An observer’s notes: After Gaza
COM’s Bob Zelnick writes
This story was published on BU Today October 14, 2005.
An award-winning former ABC News correspondent, College of Communication journalism professor and department chair Bob Zelnick spent most of August in the Middle East, where he witnessed the Israeli withdrawal from Gaza. He is writing a book on the withdrawal and its political fallout. The author of several books, his writing is widely published in newspapers, magazines, and scholarly journals. During his 21 years at ABC News, he was the network’s correspondent in Moscow and Tel Aviv.
Any conceivable purpose Ariel Sharon may have had in withdrawing unilaterally from the Gaza Strip has been more than met. With the removal of 1.4 million Palestinians from Israeli rule, demographic trends no longer appear so threatening. U.S. pressure on Israel has dissipated, leaving Sharon free to locate parts of his security fence in the heart of the West Bank, put new barriers in the way of Palestinian access to Jerusalem, and tinker with larger settlements in ways that suggest permanence.
To the consternation of those like Hanan Ashwari, a familiar female voice of Palestinian travail, this means no discernible end to the intrusive occupation. “You are building walls surrounding whole communities and villages,” she complained. “You’re imprisoning people. You’re stealing our horizon. You’re turning the West Bank into a prison. It’s horrible! It’s ugly!”
Meanwhile, Israel’s international standing has improved, with successful diplomatic forays to France, Pakistan, and the United Nations. If not quite in the “formaldehyde” predicted by Sharon advisor Dov Weisglass, the unloved Road Map plan for peace, with its three-stage plan for Palestinian statehood, remains on hold while Abu Mazen and his Palestinian Authority mates grope for answers to the political and military threats posed by the terrorist Hamas movement.

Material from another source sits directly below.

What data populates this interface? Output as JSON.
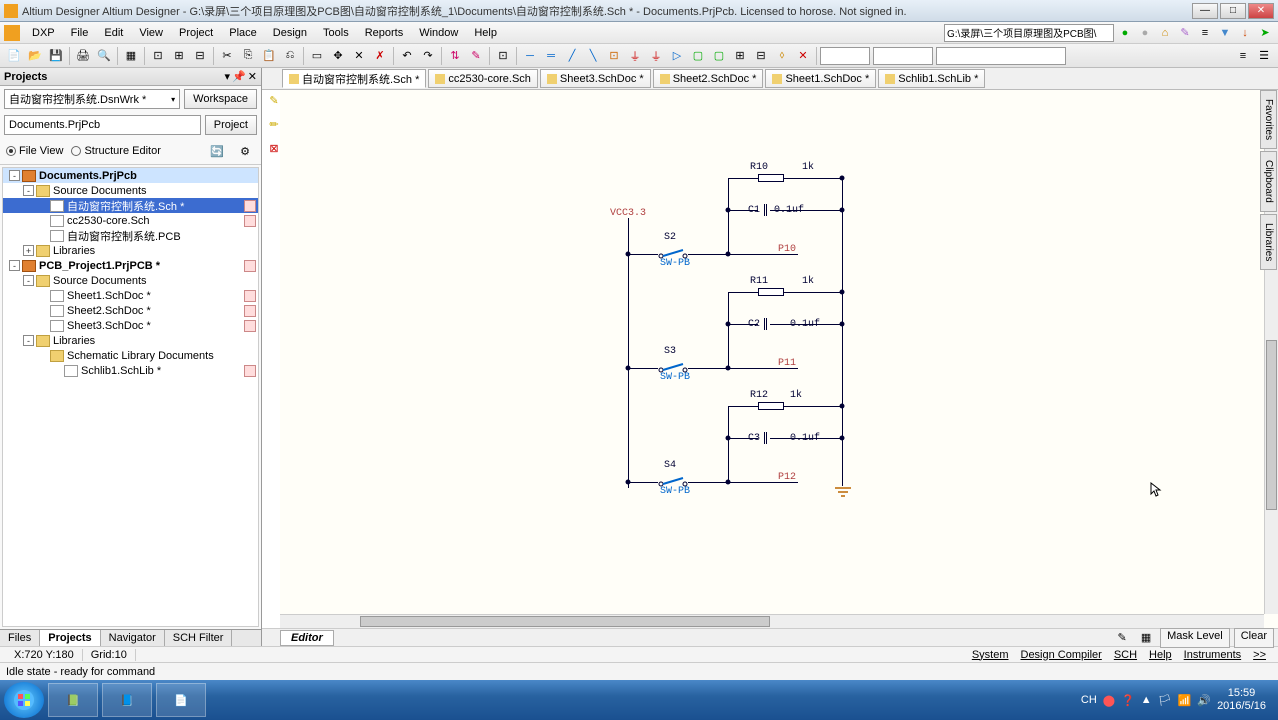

One can understand Sharon’s deputy prime minister, Ehud Olmert, calling the pullout “the most significant and meaningful political development in 40 years.” Analysts who said Intifada II had destroyed Israel’s political center were wrong, he continued. “By pulling out and dismantling settlements, we signal what the direction of this choice is, which is to give up the greater Israel for the sake of keeping a Jewish democratic state.”
Meanwhile, centrist Palestinian leaders are increasingly frustrated and bitter. After virtually destroying PA security forces during the fighting, Israel now refuses to permit those forces to rearm, making it nearly impossible for Abu Mazen to tackle Hamas, even were he so inclined. “They are tying my hands,” complained top PA negotiator Saeb Erakat. “They are tying my legs. They are throwing me into the ocean. ‘Hey Congress, look at them! They’re not swimming! They are no partner!’ ”
Had Hamas chosen this moment to renounce terrorism and to commit itself exclusively to political competition, Israel might have responded positively. Instead, its leaders chose to interpret the pullout as vindication of their armed struggle, pledging to renew efforts to eradicate the Jewish state. Hence, no breakthroughs appear imminent.
Unilateral disengagement, together with the security fence, was a plan initially proposed by left-of-center Laborites and opposed by Sharon. Now former Labor Prime Minister Ehud Barak, defeated by Sharon after the collapse of Camp David, has a new idea: “I would invite the international community to take a mandate over the collapsing Palestinian Authority to help them prepare themselves for proper statehood. They can’t do it alone.”
The Barak plan would, of course, require Palestinian consent. And it could not be implemented without a substantial Israeli withdrawal from the West Bank. This would worry many military strategists who argue that a strong ground presence is needed to acquire counterterrorism intelligence. But with keen rewards to date from the Gaza pullout, Sharon, or his successor, might just find it tempting.